Mr. Smith was hired by Attorney General Garland in November 2023, two days after Trump declared he would stand again for president. Now, Trump’s success in achieving that goal puts the prosecutor at an impasse born of immunity. The New York Times reports that he “plans to finish his work and resign along with other members of his team” before Trump takes office.

The special counsel regulations ordain that these prosecutors “shall comply with the rules, regulations, procedures, practices and policies of the Department of Justice.” One of those policies, first articulated in 1973 and reaffirmed multiple times since, is that “the indictment or criminal prosecution of a sitting President would unconstitutionally undermine the capacity of the executive branch to perform its constitutionally assigned function.”

While Mr. Smith retooled his indictment in response to the Supreme Court’s ruling in Trump v.

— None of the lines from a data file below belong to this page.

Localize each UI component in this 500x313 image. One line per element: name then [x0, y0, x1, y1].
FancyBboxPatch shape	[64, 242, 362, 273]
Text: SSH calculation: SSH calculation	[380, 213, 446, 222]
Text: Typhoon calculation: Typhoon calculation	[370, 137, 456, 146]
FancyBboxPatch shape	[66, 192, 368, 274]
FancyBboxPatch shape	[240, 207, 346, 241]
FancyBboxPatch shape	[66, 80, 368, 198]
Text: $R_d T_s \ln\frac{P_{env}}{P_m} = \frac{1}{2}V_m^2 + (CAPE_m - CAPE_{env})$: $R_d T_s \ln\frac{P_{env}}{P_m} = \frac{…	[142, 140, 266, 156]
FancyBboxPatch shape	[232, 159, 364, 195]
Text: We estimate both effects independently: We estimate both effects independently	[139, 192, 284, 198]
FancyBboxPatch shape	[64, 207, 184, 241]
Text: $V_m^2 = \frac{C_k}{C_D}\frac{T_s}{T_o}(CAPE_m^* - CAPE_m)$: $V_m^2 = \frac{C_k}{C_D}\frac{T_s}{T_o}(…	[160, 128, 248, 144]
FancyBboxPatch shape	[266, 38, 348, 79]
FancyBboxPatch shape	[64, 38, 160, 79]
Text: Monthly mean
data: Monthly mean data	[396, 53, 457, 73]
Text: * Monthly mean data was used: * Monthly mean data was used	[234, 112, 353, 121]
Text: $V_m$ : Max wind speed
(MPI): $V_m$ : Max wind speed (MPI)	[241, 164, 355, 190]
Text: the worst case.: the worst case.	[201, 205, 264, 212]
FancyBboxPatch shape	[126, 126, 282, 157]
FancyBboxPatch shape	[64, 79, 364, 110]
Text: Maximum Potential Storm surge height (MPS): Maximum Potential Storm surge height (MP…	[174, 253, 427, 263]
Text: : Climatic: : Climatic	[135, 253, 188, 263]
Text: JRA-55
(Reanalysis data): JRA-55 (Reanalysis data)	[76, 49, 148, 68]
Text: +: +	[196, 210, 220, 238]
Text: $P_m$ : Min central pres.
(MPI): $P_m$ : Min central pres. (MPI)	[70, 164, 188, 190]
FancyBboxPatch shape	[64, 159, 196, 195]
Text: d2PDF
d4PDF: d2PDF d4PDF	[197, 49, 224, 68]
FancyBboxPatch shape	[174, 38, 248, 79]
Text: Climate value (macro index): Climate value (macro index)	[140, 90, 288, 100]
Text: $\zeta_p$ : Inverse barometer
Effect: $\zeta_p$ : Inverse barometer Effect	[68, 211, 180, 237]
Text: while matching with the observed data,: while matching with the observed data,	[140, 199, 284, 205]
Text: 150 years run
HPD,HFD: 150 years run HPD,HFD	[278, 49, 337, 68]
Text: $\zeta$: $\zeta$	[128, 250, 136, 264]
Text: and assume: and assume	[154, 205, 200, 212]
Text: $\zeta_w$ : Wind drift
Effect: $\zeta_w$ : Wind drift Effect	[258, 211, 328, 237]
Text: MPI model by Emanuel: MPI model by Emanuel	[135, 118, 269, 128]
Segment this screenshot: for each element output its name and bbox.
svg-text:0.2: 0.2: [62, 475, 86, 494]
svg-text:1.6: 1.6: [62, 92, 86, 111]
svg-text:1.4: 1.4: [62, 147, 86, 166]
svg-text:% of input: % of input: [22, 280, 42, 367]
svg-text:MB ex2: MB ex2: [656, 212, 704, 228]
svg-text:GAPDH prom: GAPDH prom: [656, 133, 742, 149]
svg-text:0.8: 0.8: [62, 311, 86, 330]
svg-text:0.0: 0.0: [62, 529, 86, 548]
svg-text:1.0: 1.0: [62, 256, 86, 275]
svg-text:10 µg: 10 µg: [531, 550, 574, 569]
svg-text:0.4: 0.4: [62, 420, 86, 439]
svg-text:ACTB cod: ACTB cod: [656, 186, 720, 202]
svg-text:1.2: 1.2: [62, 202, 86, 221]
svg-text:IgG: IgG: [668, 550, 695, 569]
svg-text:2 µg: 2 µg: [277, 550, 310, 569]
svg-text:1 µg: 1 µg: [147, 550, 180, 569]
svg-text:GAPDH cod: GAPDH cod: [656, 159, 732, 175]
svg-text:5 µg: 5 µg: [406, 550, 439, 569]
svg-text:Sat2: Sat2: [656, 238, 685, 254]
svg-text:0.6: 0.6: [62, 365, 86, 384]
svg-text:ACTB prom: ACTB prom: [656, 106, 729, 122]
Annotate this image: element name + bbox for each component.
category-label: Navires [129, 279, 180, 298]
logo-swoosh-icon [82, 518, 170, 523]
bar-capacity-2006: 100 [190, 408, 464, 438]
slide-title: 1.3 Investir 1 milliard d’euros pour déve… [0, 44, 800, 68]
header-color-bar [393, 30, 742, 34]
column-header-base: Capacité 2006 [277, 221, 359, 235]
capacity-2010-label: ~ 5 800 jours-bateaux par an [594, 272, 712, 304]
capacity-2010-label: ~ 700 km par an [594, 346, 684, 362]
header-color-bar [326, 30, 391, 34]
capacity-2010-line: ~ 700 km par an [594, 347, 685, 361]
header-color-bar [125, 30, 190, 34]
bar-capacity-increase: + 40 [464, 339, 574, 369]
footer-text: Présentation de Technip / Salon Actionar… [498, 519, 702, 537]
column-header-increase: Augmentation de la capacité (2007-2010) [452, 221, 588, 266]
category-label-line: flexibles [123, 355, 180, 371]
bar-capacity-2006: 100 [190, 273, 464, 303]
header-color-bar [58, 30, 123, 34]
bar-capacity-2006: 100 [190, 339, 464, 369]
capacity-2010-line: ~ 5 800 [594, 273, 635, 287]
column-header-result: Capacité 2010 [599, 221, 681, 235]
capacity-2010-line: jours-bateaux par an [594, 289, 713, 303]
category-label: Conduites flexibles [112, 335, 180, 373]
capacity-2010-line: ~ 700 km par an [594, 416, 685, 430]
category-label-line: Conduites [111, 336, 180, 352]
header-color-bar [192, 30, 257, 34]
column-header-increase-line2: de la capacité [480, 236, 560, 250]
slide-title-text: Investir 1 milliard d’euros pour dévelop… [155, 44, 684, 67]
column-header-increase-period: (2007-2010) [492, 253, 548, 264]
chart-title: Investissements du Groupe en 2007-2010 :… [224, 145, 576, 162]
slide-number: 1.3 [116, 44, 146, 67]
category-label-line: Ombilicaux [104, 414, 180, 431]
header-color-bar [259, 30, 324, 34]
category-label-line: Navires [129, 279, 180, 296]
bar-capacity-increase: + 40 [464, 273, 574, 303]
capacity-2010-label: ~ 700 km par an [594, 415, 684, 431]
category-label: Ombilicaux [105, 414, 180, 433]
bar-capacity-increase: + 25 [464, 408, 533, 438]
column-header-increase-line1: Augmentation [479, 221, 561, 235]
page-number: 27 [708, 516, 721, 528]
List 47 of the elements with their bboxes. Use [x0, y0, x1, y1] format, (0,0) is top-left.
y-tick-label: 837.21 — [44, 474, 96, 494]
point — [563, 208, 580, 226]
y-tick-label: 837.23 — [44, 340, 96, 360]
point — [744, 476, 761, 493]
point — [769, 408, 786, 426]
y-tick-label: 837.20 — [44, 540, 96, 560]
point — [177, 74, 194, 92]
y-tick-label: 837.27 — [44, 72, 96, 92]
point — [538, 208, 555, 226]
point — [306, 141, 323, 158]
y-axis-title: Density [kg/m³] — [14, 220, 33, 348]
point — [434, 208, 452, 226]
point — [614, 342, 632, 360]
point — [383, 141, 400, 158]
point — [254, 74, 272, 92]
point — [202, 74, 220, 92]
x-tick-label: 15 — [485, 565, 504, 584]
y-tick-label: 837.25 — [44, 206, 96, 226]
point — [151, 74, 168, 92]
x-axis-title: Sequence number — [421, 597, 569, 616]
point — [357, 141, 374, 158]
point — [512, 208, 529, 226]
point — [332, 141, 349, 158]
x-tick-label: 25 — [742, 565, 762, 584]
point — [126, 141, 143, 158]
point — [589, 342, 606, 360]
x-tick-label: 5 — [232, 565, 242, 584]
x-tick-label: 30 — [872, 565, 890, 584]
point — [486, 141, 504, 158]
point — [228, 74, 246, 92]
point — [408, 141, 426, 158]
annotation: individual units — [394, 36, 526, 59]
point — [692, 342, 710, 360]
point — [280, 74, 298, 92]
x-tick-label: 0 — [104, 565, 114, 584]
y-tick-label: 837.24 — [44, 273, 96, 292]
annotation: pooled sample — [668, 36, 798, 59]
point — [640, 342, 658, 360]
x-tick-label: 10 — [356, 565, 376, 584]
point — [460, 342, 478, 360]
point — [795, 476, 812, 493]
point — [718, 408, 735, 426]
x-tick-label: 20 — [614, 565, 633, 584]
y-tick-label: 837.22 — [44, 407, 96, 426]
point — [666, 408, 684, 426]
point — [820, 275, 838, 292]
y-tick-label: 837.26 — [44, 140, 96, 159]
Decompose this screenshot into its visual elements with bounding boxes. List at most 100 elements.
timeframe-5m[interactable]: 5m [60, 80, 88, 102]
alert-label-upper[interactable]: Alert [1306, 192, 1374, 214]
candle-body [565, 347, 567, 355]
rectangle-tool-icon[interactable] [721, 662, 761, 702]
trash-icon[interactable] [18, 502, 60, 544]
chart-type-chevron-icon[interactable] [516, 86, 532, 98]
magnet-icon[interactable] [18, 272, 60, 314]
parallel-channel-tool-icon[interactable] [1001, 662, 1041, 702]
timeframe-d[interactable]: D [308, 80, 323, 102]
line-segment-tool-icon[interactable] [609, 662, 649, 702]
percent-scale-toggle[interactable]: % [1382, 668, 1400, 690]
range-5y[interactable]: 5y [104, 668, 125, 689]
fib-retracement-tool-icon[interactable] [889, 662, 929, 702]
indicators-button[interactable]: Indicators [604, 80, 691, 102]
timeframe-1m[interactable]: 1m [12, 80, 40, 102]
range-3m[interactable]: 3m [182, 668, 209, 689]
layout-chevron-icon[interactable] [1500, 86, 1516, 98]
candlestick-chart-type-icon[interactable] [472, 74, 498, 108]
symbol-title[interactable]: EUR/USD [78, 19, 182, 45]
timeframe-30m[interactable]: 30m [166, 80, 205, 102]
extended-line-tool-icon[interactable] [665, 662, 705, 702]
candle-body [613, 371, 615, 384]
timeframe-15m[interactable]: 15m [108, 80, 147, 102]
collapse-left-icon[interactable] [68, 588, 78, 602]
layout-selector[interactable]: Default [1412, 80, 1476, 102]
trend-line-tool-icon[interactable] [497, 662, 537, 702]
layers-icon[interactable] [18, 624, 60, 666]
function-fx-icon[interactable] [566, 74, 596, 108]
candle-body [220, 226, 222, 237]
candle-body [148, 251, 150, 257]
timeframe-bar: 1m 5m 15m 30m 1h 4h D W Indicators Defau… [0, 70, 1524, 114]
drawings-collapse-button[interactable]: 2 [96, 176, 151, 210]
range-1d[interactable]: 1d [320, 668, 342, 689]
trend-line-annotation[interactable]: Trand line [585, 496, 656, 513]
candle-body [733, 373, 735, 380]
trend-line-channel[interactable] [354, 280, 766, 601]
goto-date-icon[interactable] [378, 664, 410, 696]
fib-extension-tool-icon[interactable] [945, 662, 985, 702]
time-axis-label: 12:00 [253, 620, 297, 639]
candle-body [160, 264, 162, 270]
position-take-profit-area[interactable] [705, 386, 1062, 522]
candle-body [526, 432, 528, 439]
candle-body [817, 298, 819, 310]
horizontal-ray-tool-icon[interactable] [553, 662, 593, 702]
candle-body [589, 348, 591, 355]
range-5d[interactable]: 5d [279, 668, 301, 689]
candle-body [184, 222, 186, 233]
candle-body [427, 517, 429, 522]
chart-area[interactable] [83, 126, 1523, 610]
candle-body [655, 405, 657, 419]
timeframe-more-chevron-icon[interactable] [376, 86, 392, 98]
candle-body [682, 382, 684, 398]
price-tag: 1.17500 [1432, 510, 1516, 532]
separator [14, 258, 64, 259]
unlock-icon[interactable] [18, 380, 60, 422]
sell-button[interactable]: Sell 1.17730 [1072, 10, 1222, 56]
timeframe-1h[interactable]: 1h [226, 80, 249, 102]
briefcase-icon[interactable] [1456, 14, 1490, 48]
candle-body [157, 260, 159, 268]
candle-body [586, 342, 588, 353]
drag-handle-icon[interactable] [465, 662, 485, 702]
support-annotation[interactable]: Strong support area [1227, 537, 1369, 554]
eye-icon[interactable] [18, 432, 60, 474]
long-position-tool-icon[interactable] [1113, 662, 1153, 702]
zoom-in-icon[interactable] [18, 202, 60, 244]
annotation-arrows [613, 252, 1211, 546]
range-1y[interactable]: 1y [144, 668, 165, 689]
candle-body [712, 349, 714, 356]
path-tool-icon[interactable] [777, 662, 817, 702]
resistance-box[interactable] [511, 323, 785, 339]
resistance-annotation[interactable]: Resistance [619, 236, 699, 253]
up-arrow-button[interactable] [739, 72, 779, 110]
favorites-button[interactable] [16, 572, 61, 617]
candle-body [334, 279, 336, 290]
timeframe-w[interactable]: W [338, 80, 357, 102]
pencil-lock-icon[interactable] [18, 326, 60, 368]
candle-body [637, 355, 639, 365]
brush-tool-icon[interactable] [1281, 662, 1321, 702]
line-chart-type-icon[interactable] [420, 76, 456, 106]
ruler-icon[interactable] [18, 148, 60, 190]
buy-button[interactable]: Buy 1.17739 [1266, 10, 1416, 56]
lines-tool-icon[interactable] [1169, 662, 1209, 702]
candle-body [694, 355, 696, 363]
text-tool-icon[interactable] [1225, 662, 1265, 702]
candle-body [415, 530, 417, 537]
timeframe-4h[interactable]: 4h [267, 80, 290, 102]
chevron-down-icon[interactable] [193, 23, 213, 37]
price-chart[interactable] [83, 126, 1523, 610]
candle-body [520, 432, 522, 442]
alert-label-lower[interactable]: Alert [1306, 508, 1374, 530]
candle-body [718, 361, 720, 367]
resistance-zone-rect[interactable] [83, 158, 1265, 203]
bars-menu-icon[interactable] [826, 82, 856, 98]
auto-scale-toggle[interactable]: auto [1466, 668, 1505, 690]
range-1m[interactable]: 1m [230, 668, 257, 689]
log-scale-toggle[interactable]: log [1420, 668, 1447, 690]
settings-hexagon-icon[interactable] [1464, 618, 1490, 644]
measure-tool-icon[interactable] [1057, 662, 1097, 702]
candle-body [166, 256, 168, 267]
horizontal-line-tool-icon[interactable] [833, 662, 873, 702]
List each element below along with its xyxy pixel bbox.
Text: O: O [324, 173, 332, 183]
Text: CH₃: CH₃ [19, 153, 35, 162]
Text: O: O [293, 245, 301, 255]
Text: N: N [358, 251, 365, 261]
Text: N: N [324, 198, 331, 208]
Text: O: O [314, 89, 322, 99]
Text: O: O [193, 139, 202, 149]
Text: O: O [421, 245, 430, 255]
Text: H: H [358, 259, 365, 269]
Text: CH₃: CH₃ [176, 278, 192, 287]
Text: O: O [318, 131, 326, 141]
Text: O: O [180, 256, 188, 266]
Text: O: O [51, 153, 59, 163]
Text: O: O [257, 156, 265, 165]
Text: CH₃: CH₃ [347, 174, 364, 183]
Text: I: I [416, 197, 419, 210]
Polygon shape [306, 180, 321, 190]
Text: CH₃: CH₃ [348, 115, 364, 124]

United States that official presidential acts are presumptively immune, Trump’s taking of the oath of office would have frozen his Mar-a-Lago and January 6 prosecutions. Trump, once vested with the powers of the presidency, could instruct a new attorney general — he has reportedly nominated Congressman Matt Gaetz — to terminate Mr. Smith’s employment. Trump has vowed to fire the special counsel “within two seconds” of taking office.

Mr. Smith, with these obstacles sliding into view in the wake of Trump’s election win, requested and received a delay from Judge Tanya Chutkan to digest this “unprecedented circumstance” and to “determine the appropriate course going forward consistent with Department of Justice policy.” That appears to be a reference to the prohibition against prosecuting a president.

Those same regulations, though, ordain that “at the conclusion of the Special Counsel’s work, he or she shall provide the Attorney General with a confidential report explaining the prosecution or declination decisions reached by the Special Counsel.” The task then falls to the attorney general to determine if the “public release of these reports would be in the public interest, to the extent that release would comply with applicable legal restrictions.”

Mr. Garland could release such a report in the days before Trump is inaugurated, providing the special counsel with a final opportunity to have his say. Mr. Smith, though, has already issued a book-length brief on immunity, released by Judge Chutkan last month. That opus laid out the contours of the case the prosecutor built over the past two years. Mr. Smith could yet have more to say. This could include embarrassing — to Trump — disclosures about the Mar-a-Lago documents case, which had been considered the strongest of all the state and federal criminal cases against the 45th president before Judge Aileen Cannon threw it out.

The attorney general could also borrow a page from one of his predecessors, Attorney General Barr. In 2019 Mr. Barr released a four-page memorandum detailing the “principal conclusions” of Special Counsel Robert Mueller’s report on Russian interference in the 2016 election. The report itself was published three weeks later. Could Mr. Garland try to write his own version of the cases against Trump?

Messrs. Garland and Smith are likely discussing whether the government should request that the charges against Trump be dismissed without prejudice — meaning that they could be refiled at some later point. If they were to be dismissed with prejudice, meaning permanently, Trump’s DOJ would then have to refile them and dismiss them again. A judge, though, could look askance at that tactic as an abuse of the power to charge.

Also wanting a say are Republican lawmakers. Speaker Johnson, in comments on Tuesday, appeared to allude to Mr. Smith when he declared that “there were a lot of figures related to the justice department … that used lawfare against President Trump. There needs to be very serious accountability for that.” Congressmen Jim Jordan and Barry Louermilk have asked Mr. Smith to preserve all records related to his investigation.